Closed chengjunlu closed 7 months ago

chengjunlu commented 7 months ago

There is a case in tt_dot uses the broadcast to make a matrix from a vector. The IR is like this:

#mma = #triton_intel_gpu.dpas<{repeatCount = 8, systolicDepth = 8, executionSize = 16, opsPerChan = 2, threadsPerWarp = 32, warpsPerCTA = [2, 2], A = [8, 16], B = [16, 16], C = [8, 16]}>
%36 = tt.broadcast %35 : tensor<64x1xf32, #mma> -> tensor<64x64xf32, #mma> loc(#loc19)

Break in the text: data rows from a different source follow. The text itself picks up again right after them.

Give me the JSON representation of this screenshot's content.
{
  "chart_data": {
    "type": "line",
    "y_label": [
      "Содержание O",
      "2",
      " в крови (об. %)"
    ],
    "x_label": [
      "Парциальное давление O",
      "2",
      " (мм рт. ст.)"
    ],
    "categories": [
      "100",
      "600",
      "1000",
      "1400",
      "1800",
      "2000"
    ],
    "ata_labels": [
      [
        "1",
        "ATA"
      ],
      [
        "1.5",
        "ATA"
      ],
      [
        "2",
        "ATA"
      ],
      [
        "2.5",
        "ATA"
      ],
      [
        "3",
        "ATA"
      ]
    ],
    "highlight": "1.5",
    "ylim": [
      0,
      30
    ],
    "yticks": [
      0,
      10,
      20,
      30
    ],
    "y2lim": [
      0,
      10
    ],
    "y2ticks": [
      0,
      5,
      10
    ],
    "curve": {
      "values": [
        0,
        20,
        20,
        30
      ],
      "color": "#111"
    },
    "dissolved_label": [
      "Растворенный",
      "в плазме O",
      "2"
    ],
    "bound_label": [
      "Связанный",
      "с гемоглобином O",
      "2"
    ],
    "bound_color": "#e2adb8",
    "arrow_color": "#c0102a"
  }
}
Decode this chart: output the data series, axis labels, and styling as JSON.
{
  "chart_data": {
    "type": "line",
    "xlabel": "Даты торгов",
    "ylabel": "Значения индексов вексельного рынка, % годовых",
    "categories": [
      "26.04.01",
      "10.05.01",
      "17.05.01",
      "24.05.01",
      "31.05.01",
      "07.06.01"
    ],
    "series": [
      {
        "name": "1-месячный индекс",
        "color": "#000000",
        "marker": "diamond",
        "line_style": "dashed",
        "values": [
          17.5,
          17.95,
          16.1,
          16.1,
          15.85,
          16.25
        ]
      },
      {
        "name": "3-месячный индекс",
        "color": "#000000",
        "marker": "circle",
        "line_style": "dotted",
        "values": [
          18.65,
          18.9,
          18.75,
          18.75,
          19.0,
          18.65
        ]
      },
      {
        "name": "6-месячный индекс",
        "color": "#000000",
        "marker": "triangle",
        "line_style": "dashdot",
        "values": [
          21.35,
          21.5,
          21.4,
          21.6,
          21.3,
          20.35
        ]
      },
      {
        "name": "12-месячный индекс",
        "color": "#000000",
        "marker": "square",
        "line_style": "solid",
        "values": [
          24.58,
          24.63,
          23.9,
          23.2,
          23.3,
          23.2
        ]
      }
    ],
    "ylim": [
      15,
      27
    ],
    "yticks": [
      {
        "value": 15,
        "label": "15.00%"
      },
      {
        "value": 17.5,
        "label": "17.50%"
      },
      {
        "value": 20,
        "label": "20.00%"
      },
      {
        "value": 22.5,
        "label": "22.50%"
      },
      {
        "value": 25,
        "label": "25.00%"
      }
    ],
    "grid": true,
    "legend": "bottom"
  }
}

There is no issue when the threadsPerWarp=16. We can simply replica the name in the SIMT with the corresponding coordinate to broadcast it naturally. But when comes with the threadsPerWarp=32, the single name in SIMT represent the 2 rows. It is not travail to use the same name in SIMT. (Maybe we need to use the sub-group-shuffle to move the value to the upper lanes.)

Need to fix that if we want to use the threadsPerWarp=32 on PVC for DPAS.

chengjunlu commented 7 months ago

The root cause seems in the function getUniqueContigPerThread. When the threadsPerWarp = 32, the DPAS layout is not contiguous on the column dimension. It is strided by 2 because one name represent two rows now.

There is same potential issue for the TF32 operand A layout when the threadsPerWarp=16. Need to fix it. A operand for TF32 with the threadsPerWarp=16: image The rows with the same color is represent by the same name in SIMT for 8x8 A matrix. Then each value is strided by 2 for column dimension.

The callstack of the convert layout op lowering for the DPAS layout:

mlir::triton::gpu::intel::DpasEncodingAttr::getSizePerThread Dialect.cpp:111
mlir::triton::gpu::detail::DistributedEncodingTraitInterfaceTraits::Model<mlir::triton::gpu::intel::DpasEncodingAttr>::getSizePerThread TritonGPUAttrInterfaces.h.inc:276
mlir::triton::gpu::DistributedEncodingTrait::getSizePerThread TritonGPUAttrInterfaces.cpp.inc:35
mlir::triton::gpu::getSizePerThread Dialect.cpp:156
mlir::triton::gpu::getContigPerThread Dialect.cpp:186
mlir::triton::gpu::getUniqueContigPerThread Dialect.cpp:206
mlir::triton::gpu::getUniqueContigPerThread Dialect.cpp:198
mlir::triton::getScratchConfigForCvtLayout Allocation.cpp:122
ConvertLayoutOpConversion::lowerDistributedToDistributed ConvertLayoutOpToLLVM.cpp:538
ConvertLayoutOpConversion::matchAndRewrite ConvertLayoutOpToLLVM.cpp:169
mlir::ConvertOpToLLVMPattern::matchAndRewrite Pattern.h:161

We can see the getContigPerThread calls the getSizePerThread for the contiguous information of the layout mapping. In the case threads_per_warp=16, it is true that the layout is contiguous on the column just as return {elemsPerThread, 1}. But it is not true when threads_per_warp=32.